The best illustration of this was conversations RMU had with our sources in the Midwest. One source thinks the market is trending downward on the basis of reduced demand. He said the melting program at USS-Gary Works and the other Cleveland-Cliffs mills in the Chicago district “will be less than May, and May was pretty bad.”

The source also that noted NLMK in Portage, Ind., will not be buying scrap in June. Normally, NLMK would purchase 30,000-35,000 gt per month. He also noted Charter Steel in Wisconsin has an announced outage from June 18-July 21. Canada’s Algoma Steel’s program will not be strong, either. This doesn’t leave many EAFs in the Chicago region to take up the slack. The only possibility is Nucor Kankakee, but the chances of that happening are slim.

He revealed that he has seen a lack of scrap generation on the part of his larger industrial accounts. This may indicate that the manufacturing sector could be slowing down.

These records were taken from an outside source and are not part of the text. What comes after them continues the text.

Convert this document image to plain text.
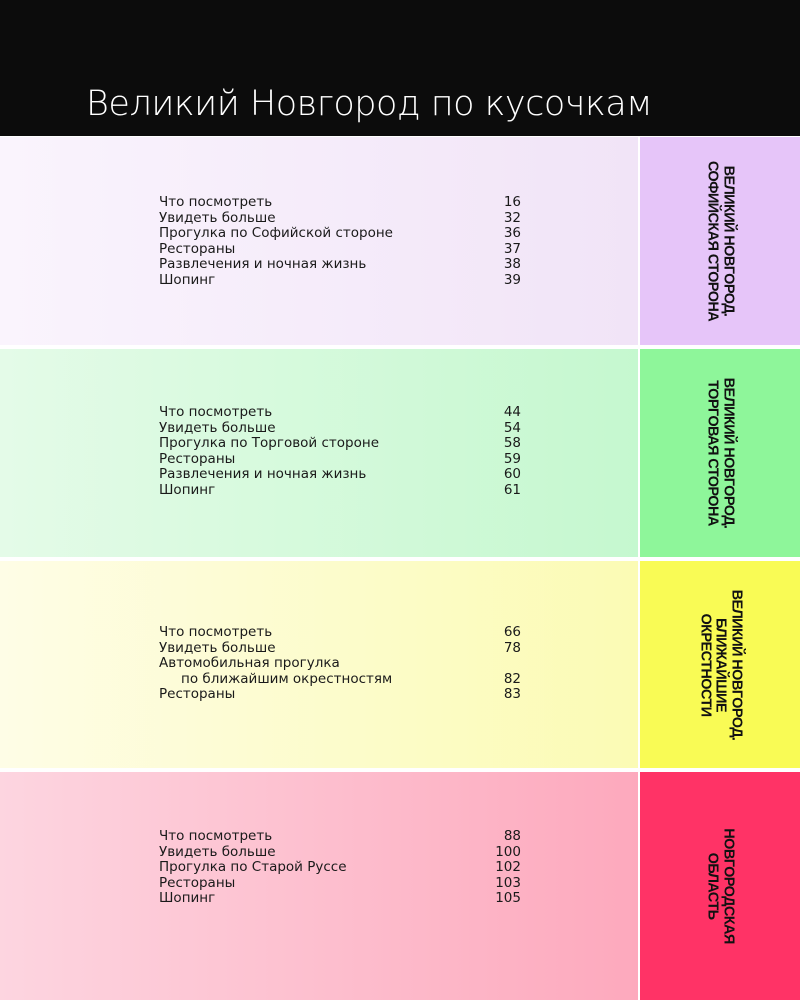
Великий Новгород по кусочкам
Что посмотреть	16
Увидеть больше	32
Прогулка по Софийской стороне	36
Рестораны	37
Развлечения и ночная жизнь	38
Шопинг	39	ВЕЛИКИЙ НОВГОРОД.
СОФИЙСКАЯ СТОРОНА
Что посмотреть	44
Увидеть больше	54
Прогулка по Торговой стороне	58
Рестораны	59
Развлечения и ночная жизнь	60
Шопинг	61	ВЕЛИКИЙ НОВГОРОД.
ТОРГОВАЯ СТОРОНА
Что посмотреть	66
Увидеть больше	78
Автомобильная прогулка
по ближайшим окрестностям	82
Рестораны	83	ВЕЛИКИЙ НОВГОРОД.
БЛИЖАЙШИЕ
ОКРЕСТНОСТИ
Что посмотреть	88
Увидеть больше	100
Прогулка по Старой Руссе	102
Рестораны	103
Шопинг	105	НОВГОРОДСКАЯ
ОБЛАСТЬ
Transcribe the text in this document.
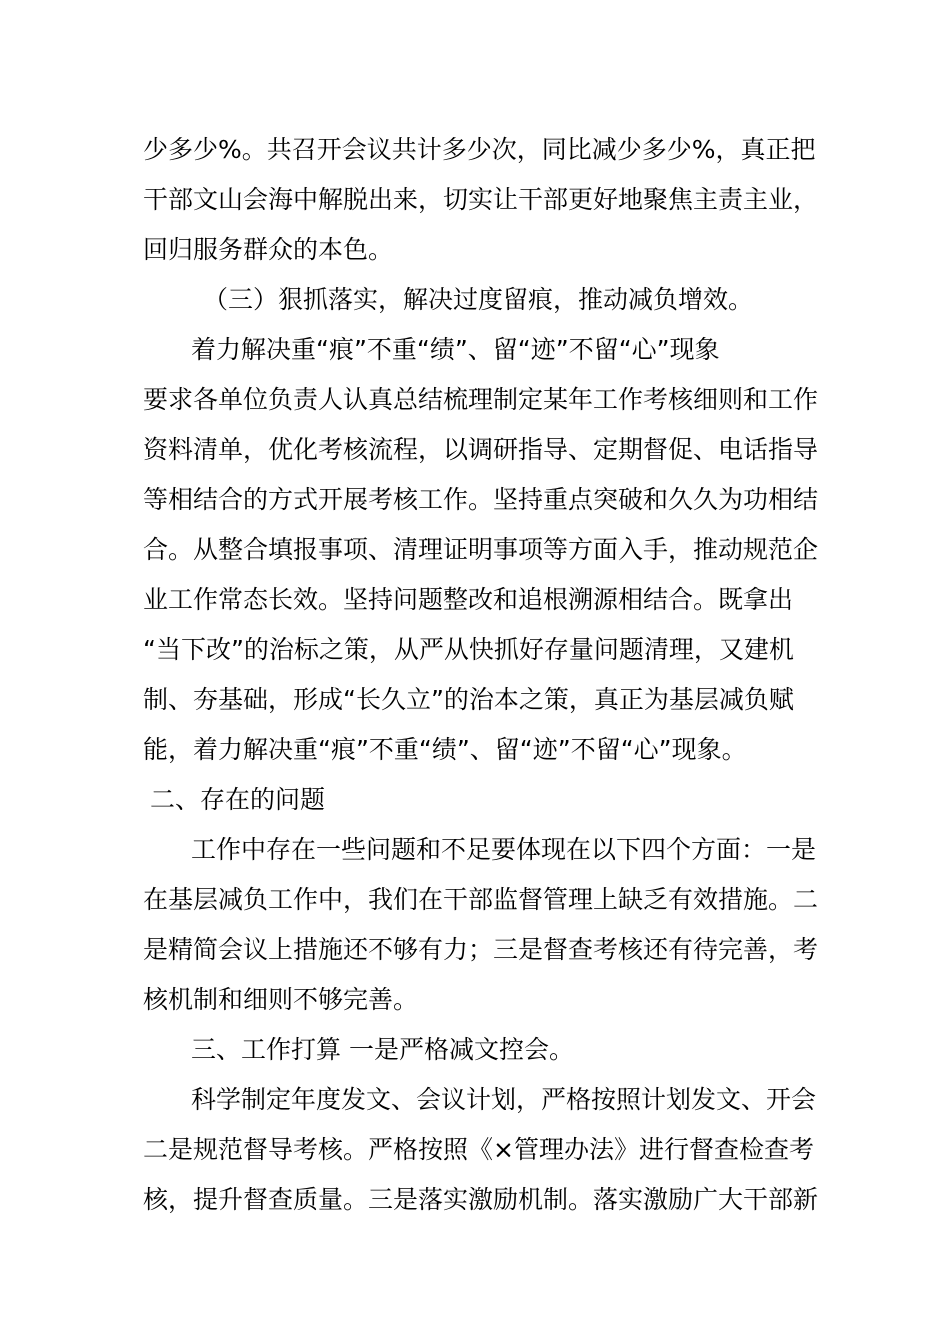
少多少%。共召开会议共计多少次，同比减少多少%，真正把
干部文山会海中解脱出来，切实让干部更好地聚焦主责主业，
回归服务群众的本色。
（三）狠抓落实，解决过度留痕，推动减负增效。
着力解决重“痕”不重“绩”、留“迹”不留“心”现象
要求各单位负责人认真总结梳理制定某年工作考核细则和工作
资料清单，优化考核流程，以调研指导、定期督促、电话指导
等相结合的方式开展考核工作。坚持重点突破和久久为功相结
合。从整合填报事项、清理证明事项等方面入手，推动规范企
业工作常态长效。坚持问题整改和追根溯源相结合。既拿出
“当下改”的治标之策，从严从快抓好存量问题清理，又建机
制、夯基础，形成“长久立”的治本之策，真正为基层减负赋
能，着力解决重“痕”不重“绩”、留“迹”不留“心”现象。
二、存在的问题
工作中存在一些问题和不足要体现在以下四个方面：一是
在基层减负工作中，我们在干部监督管理上缺乏有效措施。二
是精简会议上措施还不够有力；三是督查考核还有待完善，考
核机制和细则不够完善。
三、工作打算 一是严格减文控会。
科学制定年度发文、会议计划，严格按照计划发文、开会
二是规范督导考核。严格按照《×管理办法》进行督查检查考
核，提升督查质量。三是落实激励机制。落实激励广大干部新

We spoke with a buyer in the Great Lakes region who said demand in his district “is relatively consistent with a few additional outages scheduled for June.” He further added, scrap flows are enough to meet the current demand picture.

All this information points to weakness in June. As the price of HRC tries to find a bottom, the mills collectively are unlikely to show the scrap industry any mercy. So, the market could easily drop $20/gt and even more.